A really stark contrast to the popular myth. It is. And it highlights how the holiday evolved. Because for over 150 years, Thanksgiving wasn't a national thing at all, just kind of a regional New England tradition. So how did it become this national holiday? One persistent woman, mostly, Sarah Josephine Hale. She was a writer, editor of the hugely popular magazine, Godey's Ladies Book. Ah, I've heard of her. She campaigned for it. For decades, petitioning presidents, writing editorials, relentlessly pushing for a unified national Thanksgiving Day.
And then Lincoln made it official. Right. In 1863, smack in the middle of the Civil War. It was very intentional, a political move. Lincoln hoped it would help heal the wounds of the nation, bring people together. So the holiday we know is kind of born out of a need for unity during crisis. Exactly. And Hale didn't just push for the date. She basically standardized the menu through her magazine. The turkey, the stuffing, the pumpkin pie. She promoted those recipes, linking them to this idea of American tradition.
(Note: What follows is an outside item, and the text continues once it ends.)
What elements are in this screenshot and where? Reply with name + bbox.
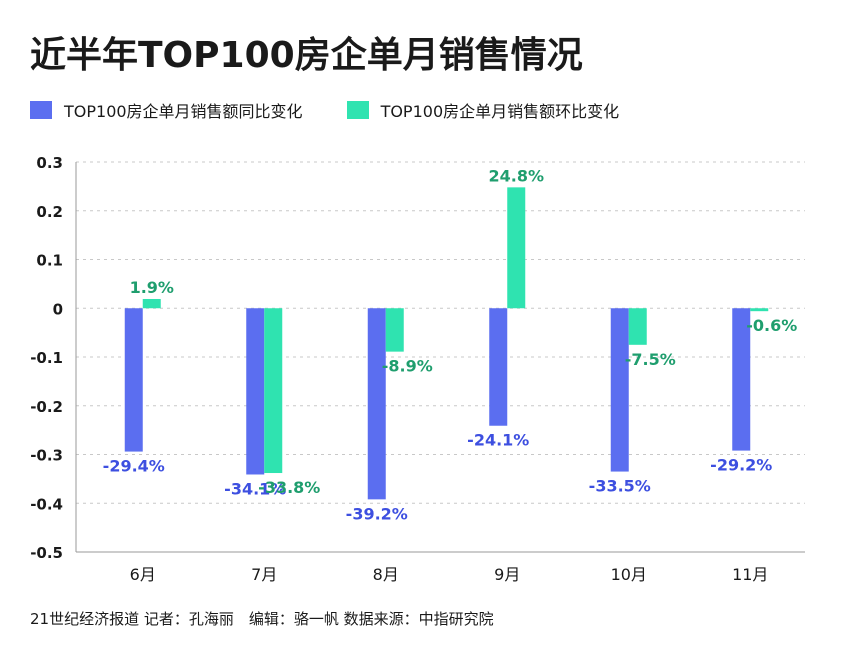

It's fascinating how much of it was, well, constructed, not entirely organic. Very much so. And today, it's just massive. Thanksgiving is the single biggest eating event in the U.S. And the food reflects how culture keeps changing, right? It's not just that 19th century menu anymore. Definitely not. Look around the country. Down south, you'll find mac and cheese, maybe some collard greens, sweet potato pie, often instead of pumpkin. Or in the Midwest, the green bean casserole. Yes.
Which, fun fact, was invented by Campbell's Soup Company in the 50s to sell their cream of mushroom soup. So even classics can have commercial roots. Hmm. And things are still evolving now, aren't they? People are bringing new dishes. Yeah. Data shows something like 55% of Americans are open to adding dishes from other cultures. You might see lumpia or kimchi or tamales alongside the turkey now. It's becoming a real blend. That reflects the changing face of America, I suppose.
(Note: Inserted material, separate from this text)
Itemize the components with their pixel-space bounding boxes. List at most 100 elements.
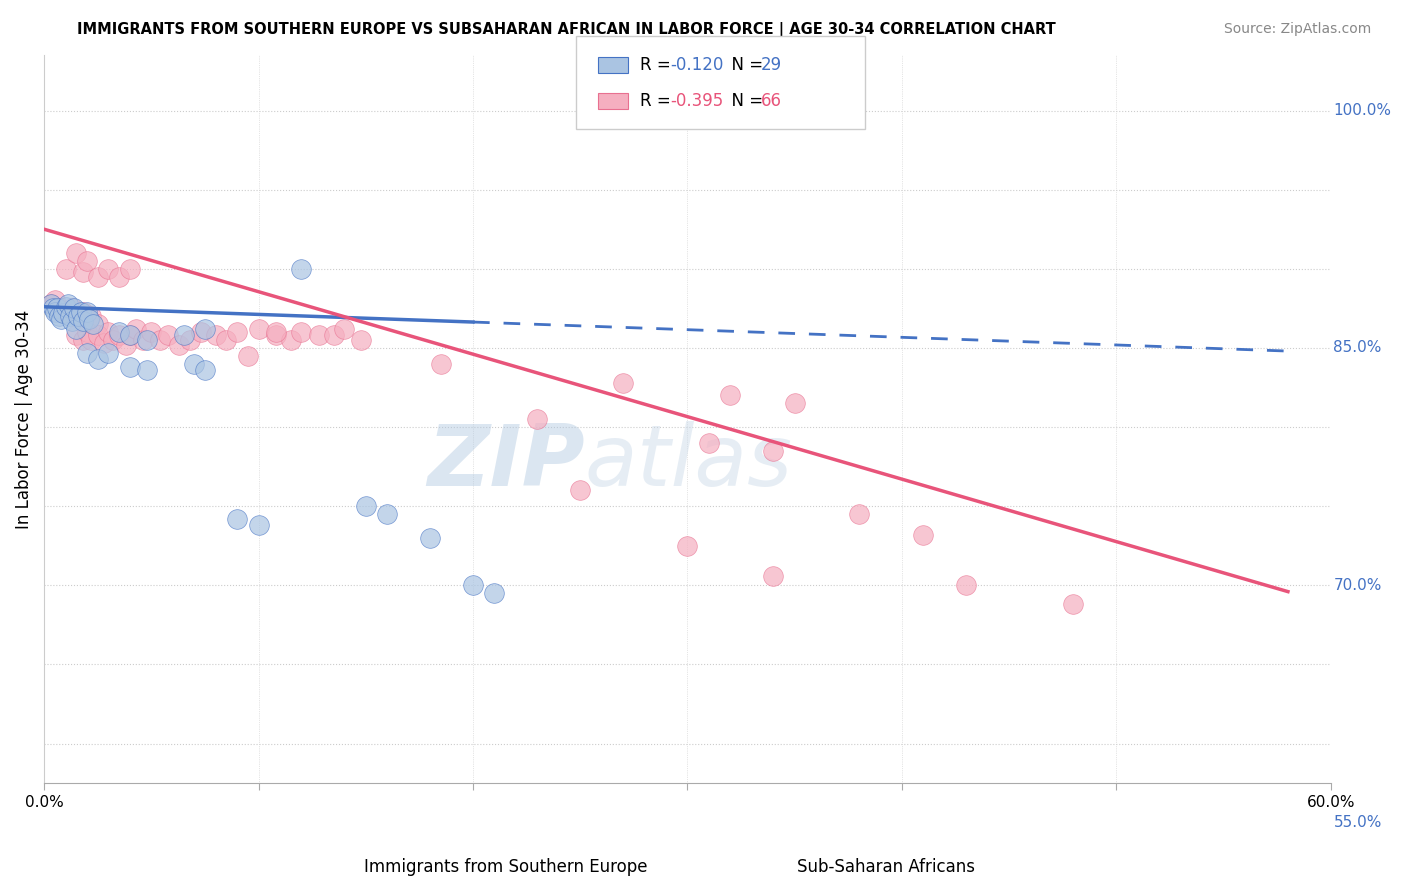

It does. And it's not just what we eat, but how. Some studies show Black American families tend to have the longest gatherings, like 30% celebrate for over seven hours. It highlights the connection, the time together can be just as important or even more so than sticking rigidly to the old menu. That's a great point. And then there are the completely non-food traditions that got tacked on. Oh, like football. The Detroit Lions started playing on Thanksgiving back in the 1930s, literally just to get more people to buy tickets.
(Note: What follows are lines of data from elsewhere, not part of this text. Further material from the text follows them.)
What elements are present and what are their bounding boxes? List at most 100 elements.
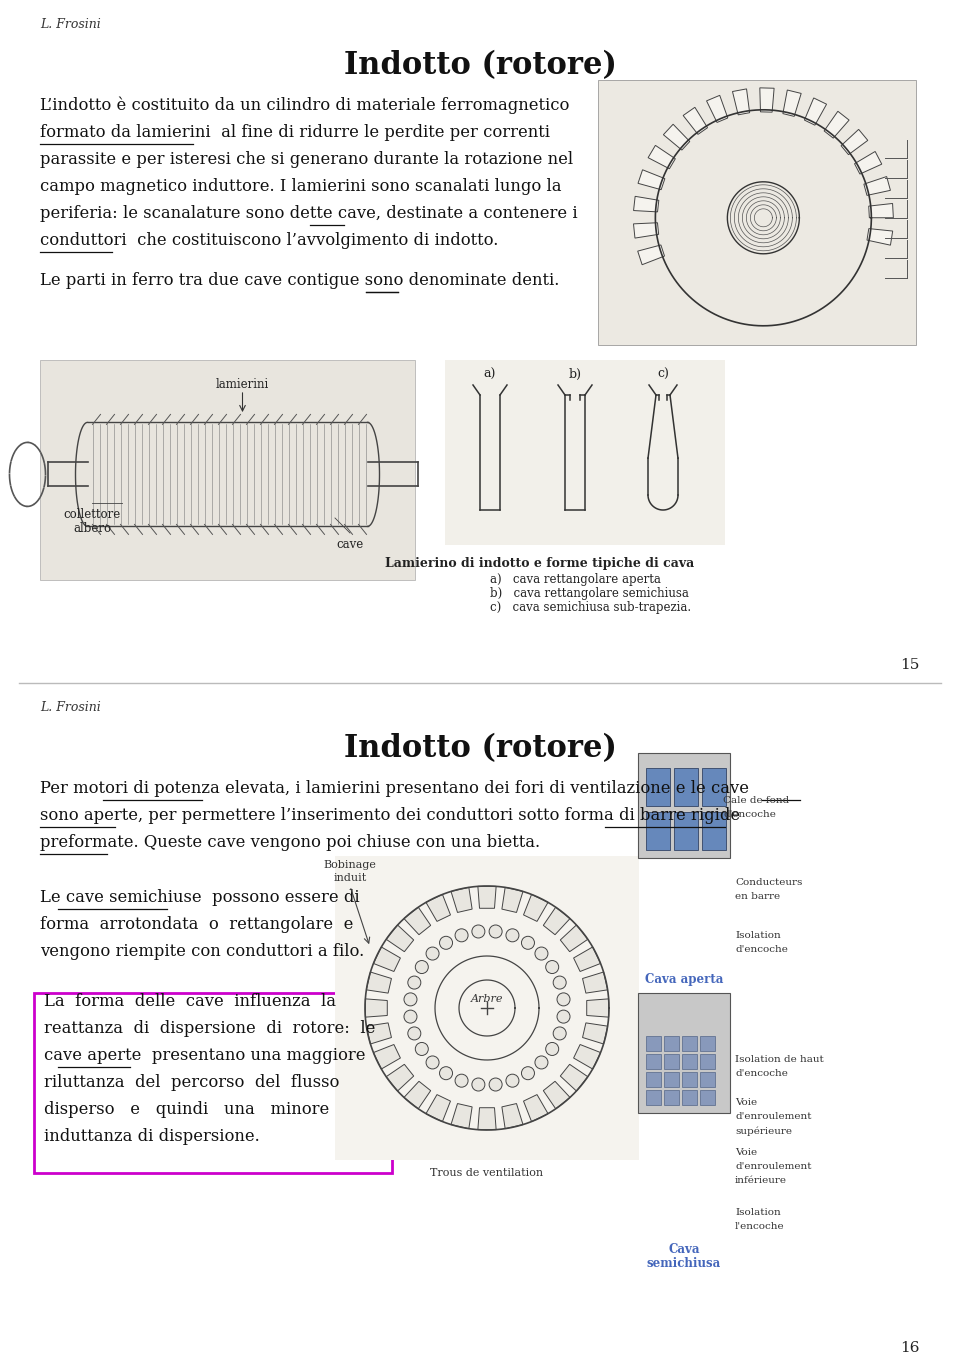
Polygon shape bbox=[386, 925, 414, 951]
Text: L’indotto è costituito da un cilindro di materiale ferromagnetico: L’indotto è costituito da un cilindro di… bbox=[40, 97, 569, 115]
Polygon shape bbox=[523, 894, 548, 921]
Circle shape bbox=[404, 1010, 417, 1023]
Circle shape bbox=[426, 947, 439, 960]
Circle shape bbox=[426, 1055, 439, 1069]
Text: campo magnetico induttore. I lamierini sono scanalati lungo la: campo magnetico induttore. I lamierini s… bbox=[40, 178, 562, 195]
Polygon shape bbox=[824, 111, 849, 138]
Polygon shape bbox=[478, 1107, 496, 1129]
Polygon shape bbox=[638, 170, 665, 190]
Bar bbox=[702, 812, 726, 850]
Circle shape bbox=[408, 1027, 420, 1040]
Bar bbox=[682, 1089, 697, 1105]
Polygon shape bbox=[478, 886, 496, 908]
Bar bbox=[646, 812, 670, 850]
Polygon shape bbox=[634, 223, 659, 238]
Polygon shape bbox=[573, 1044, 601, 1069]
Bar bbox=[646, 768, 670, 807]
Text: a): a) bbox=[484, 368, 496, 381]
Bar bbox=[674, 768, 698, 807]
Text: preformate. Queste cave vengono poi chiuse con una bietta.: preformate. Queste cave vengono poi chiu… bbox=[40, 834, 540, 852]
Circle shape bbox=[545, 961, 559, 973]
Text: Trous de ventilation: Trous de ventilation bbox=[430, 1167, 543, 1178]
Circle shape bbox=[506, 1074, 519, 1087]
Text: a)   cava rettangolare aperta: a) cava rettangolare aperta bbox=[490, 573, 660, 586]
Polygon shape bbox=[583, 1023, 608, 1044]
Polygon shape bbox=[587, 999, 609, 1017]
Text: d'enroulement: d'enroulement bbox=[735, 1162, 811, 1172]
Text: l'encoche: l'encoche bbox=[735, 1222, 784, 1232]
Text: semichiusa: semichiusa bbox=[647, 1258, 721, 1270]
Text: 15: 15 bbox=[900, 658, 920, 673]
Text: b)   cava rettangolare semichiusa: b) cava rettangolare semichiusa bbox=[490, 586, 689, 600]
Circle shape bbox=[455, 928, 468, 942]
Text: disperso   e   quindi   una   minore: disperso e quindi una minore bbox=[44, 1100, 329, 1118]
Text: Cava: Cava bbox=[668, 1243, 700, 1256]
Text: Isolation de haut: Isolation de haut bbox=[735, 1055, 824, 1064]
Polygon shape bbox=[684, 107, 708, 134]
Polygon shape bbox=[561, 1065, 588, 1091]
Text: conduttori  che costituiscono l’avvolgimento di indotto.: conduttori che costituiscono l’avvolgime… bbox=[40, 232, 498, 249]
Bar bbox=[674, 812, 698, 850]
Text: Indotto (rotore): Indotto (rotore) bbox=[344, 733, 616, 764]
Polygon shape bbox=[663, 124, 690, 150]
Text: L. Frosini: L. Frosini bbox=[40, 18, 101, 31]
Polygon shape bbox=[869, 204, 894, 217]
Circle shape bbox=[535, 1055, 548, 1069]
Polygon shape bbox=[373, 1044, 400, 1069]
Polygon shape bbox=[634, 197, 659, 212]
Polygon shape bbox=[732, 89, 750, 115]
Text: b): b) bbox=[568, 368, 582, 381]
Bar bbox=[664, 1054, 679, 1069]
Circle shape bbox=[490, 925, 502, 938]
Text: periferia: le scanalature sono dette cave, destinate a contenere i: periferia: le scanalature sono dette cav… bbox=[40, 205, 578, 221]
Text: Voie: Voie bbox=[735, 1098, 757, 1107]
Polygon shape bbox=[804, 98, 827, 126]
Polygon shape bbox=[841, 130, 868, 154]
Bar bbox=[40, 360, 415, 580]
Polygon shape bbox=[864, 176, 891, 195]
Text: vengono riempite con conduttori a filo.: vengono riempite con conduttori a filo. bbox=[40, 943, 364, 960]
Text: Cale de fond: Cale de fond bbox=[723, 796, 789, 805]
Circle shape bbox=[553, 976, 566, 990]
Bar bbox=[664, 1036, 679, 1051]
Text: induit: induit bbox=[333, 874, 367, 883]
Circle shape bbox=[557, 992, 570, 1006]
Text: d'encoche: d'encoche bbox=[735, 1069, 788, 1079]
Polygon shape bbox=[573, 947, 601, 972]
Bar bbox=[664, 1072, 679, 1087]
Polygon shape bbox=[451, 887, 472, 912]
Text: parassite e per isteresi che si generano durante la rotazione nel: parassite e per isteresi che si generano… bbox=[40, 150, 573, 168]
Text: supérieure: supérieure bbox=[735, 1126, 792, 1136]
Text: d'enroulement: d'enroulement bbox=[735, 1111, 811, 1121]
Text: Voie: Voie bbox=[735, 1148, 757, 1156]
Text: Bobinage: Bobinage bbox=[324, 860, 376, 869]
Text: Lamierino di indotto e forme tipiche di cava: Lamierino di indotto e forme tipiche di … bbox=[385, 556, 695, 570]
Circle shape bbox=[490, 1079, 502, 1091]
Circle shape bbox=[472, 925, 485, 938]
Polygon shape bbox=[502, 887, 523, 912]
Polygon shape bbox=[523, 1095, 548, 1121]
Polygon shape bbox=[373, 947, 400, 972]
Bar bbox=[638, 992, 730, 1113]
Text: d'encoche: d'encoche bbox=[735, 945, 788, 954]
Text: Cava aperta: Cava aperta bbox=[645, 973, 723, 986]
Text: inférieure: inférieure bbox=[735, 1176, 787, 1185]
Bar bbox=[646, 1089, 661, 1105]
Bar bbox=[682, 1054, 697, 1069]
Polygon shape bbox=[648, 145, 675, 168]
Text: d'encoche: d'encoche bbox=[723, 811, 776, 819]
Circle shape bbox=[408, 976, 420, 990]
Text: c): c) bbox=[657, 368, 669, 381]
Polygon shape bbox=[367, 1023, 392, 1044]
Text: La  forma  delle  cave  influenza  la: La forma delle cave influenza la bbox=[44, 992, 336, 1010]
Bar bbox=[646, 1054, 661, 1069]
Bar bbox=[682, 1072, 697, 1087]
Circle shape bbox=[416, 961, 428, 973]
Polygon shape bbox=[451, 1103, 472, 1129]
Text: formato da lamierini  al fine di ridurre le perdite per correnti: formato da lamierini al fine di ridurre … bbox=[40, 124, 550, 141]
Polygon shape bbox=[867, 228, 893, 245]
Polygon shape bbox=[783, 90, 802, 116]
Bar bbox=[646, 1036, 661, 1051]
Circle shape bbox=[557, 1010, 570, 1023]
Text: Isolation: Isolation bbox=[735, 931, 780, 940]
And the parades. Macy's started theirs in 1924. Yeah, basically to kick off the Christmas shopping season. So commercialism played a role too. So when you pull it all together, Thanksgiving is this evolving mix, part myth, part political history, part changing culture, all centered around this big meal. Exactly. It's a living tradition constantly being rewritten on dinner tables across the country. Which leads to a final thought, maybe. We see that groups like Hispanic, Latino, and Black Americans are often the most open to bringing new cultural dishes to the table.
What does that tell you about who's really driving the future of American food traditions, whose story gets told on the plate next year? Something to think about. Definitely food for thought.